Peer-to-peer lending, payment possibilities, and equity crowdfunding are proving to be the three leading areas where sharing economy has the highest potential. According to Forbes, P2P lending has grown massively and is a new source of fixed income for investors. Take, for instance, Funding Circle that allows people to lend directly to businesses and Lemonade, the first P2P insurance company.
Blockchain under commercialization
Financial institutions have an array of Blockchain applications to leverage, such as trade surveillance, fraud deterrent, prediction, and stock markets, KYC and anti-money laundering, international money transfer, and so on.
Take, for instance, cross-border payments, which are a chronic pain for banks paralyzed by a lethargic and low-paced process. Cross-border payments take as much as up to a week to get realized.As per Deloitte, Blockchain-based payments from B2B and P2P result in 40-80 percent reduced transaction costs. As per a projection by McKinsey & Co. blockchain can drive $50-60 billion in transcontinental B2B and $3-5 billion in P2P payments.
Westpac and Australian Bank partnered with Ripple – an enterprise Blockchain company for cross-border payments, in an instance. IBM & Maersk collaborated for a global trade platform to find and develop scalable Blockchain solutions in Fintech.
Customer Intelligence through Digital
If banks and other financial institutions’ idea of what their customers value has been hazy, it’s about time to change that. Previously, customer intelligence was based on simple heuristics, built from surveys and focus groups.
Now, as digital becomes mainstream and normal, technology advances are giving banks and fintech companies more opportunity to collect, store, and analyze customer data to derive insight.
Banking and financial services companies are now looking for AI and analytics to have a bottom-line impact in 2020 and beyond. According to Opus Research study conducted on 400 decision-makers, banks and financial services companies are the top ones looking for artificial intelligence and analytics solutions to offer a better customer experience powered by data and insights.
Reshoring and Localization with Robotics and AI
The past 20 years have seen many companies, especially from the US and Europe, outsourcing some of their more repetitive and mundane tasks to other parts of the world that offer more cost-effective labor.
Simultaneously, artificial intelligence is getting steadily integrated into the banking sector right from ATM to customer-facing chatbots that automate petty functions. As AI capabilities get more mature and accessible, along with the increasing cost of labor globally, functions that were once outsourced off-shore, will get back home and localized.
Already, leading financial services and technology companies are coming together to address key pressure points, reduce costs, and mitigate risks. These companies are working on focused initiatives such as logical reasoning, pattern identification, physical sensors, social and emotional intelligence, and mobility to replace the bank teller and yet offer a well-rounded experience to the fintech customer.
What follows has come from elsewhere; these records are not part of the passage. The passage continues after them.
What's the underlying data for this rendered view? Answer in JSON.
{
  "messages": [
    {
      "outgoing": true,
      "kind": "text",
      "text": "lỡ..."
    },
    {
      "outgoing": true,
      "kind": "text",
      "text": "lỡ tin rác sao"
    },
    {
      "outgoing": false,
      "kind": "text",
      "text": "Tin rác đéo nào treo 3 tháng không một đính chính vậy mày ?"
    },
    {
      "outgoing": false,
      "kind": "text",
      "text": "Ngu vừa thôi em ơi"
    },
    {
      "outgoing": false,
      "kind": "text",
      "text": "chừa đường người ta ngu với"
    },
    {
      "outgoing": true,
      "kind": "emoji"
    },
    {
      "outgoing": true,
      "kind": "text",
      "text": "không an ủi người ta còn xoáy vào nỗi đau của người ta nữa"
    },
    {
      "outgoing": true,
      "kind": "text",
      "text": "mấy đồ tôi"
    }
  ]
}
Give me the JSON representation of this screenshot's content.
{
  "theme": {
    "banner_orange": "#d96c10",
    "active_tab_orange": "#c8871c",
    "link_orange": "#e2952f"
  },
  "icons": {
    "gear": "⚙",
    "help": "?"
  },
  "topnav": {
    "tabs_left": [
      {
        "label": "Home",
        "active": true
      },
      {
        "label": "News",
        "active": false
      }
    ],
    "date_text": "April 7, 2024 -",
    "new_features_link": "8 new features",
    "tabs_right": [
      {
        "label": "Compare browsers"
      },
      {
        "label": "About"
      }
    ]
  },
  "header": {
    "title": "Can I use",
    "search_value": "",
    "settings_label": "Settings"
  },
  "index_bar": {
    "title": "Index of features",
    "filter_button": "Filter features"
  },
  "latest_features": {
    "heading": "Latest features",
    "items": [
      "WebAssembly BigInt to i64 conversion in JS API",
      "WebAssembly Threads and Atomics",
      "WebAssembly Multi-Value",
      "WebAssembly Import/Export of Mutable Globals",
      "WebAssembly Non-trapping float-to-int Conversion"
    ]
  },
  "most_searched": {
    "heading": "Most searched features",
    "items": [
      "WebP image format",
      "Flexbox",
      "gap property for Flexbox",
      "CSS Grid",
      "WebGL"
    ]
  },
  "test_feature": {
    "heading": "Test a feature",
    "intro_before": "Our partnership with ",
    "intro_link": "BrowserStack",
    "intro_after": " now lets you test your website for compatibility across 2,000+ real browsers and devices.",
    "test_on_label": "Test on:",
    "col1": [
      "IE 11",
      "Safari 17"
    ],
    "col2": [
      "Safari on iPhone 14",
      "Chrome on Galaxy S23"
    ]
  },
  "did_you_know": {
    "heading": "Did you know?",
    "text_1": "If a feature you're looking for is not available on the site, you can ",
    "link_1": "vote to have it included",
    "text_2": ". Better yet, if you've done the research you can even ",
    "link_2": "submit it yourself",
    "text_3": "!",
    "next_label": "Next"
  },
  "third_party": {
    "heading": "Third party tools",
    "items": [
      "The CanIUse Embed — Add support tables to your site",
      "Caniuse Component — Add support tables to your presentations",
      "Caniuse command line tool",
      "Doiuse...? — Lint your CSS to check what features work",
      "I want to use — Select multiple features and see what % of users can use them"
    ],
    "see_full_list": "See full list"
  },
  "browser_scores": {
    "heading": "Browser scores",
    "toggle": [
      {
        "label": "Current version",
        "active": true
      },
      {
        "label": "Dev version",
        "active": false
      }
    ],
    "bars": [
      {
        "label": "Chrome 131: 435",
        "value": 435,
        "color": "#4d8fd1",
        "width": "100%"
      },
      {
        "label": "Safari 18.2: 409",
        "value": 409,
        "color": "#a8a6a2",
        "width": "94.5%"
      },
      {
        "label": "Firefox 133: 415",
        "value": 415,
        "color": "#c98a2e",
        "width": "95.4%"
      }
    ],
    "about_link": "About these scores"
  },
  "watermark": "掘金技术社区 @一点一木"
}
Even though cybersecurity concerns line the path for financial services in the digital age, the industry is not backing down. The number of people using contactless payments stood at 440 million in 2018 and is expected to reach 760 million by 2020, according to Statista.
As financial services providers turn from competition to collaboration, a lot will happen in the fintech industry that will help customers leverage solutions for a more immersive and easy digital experience.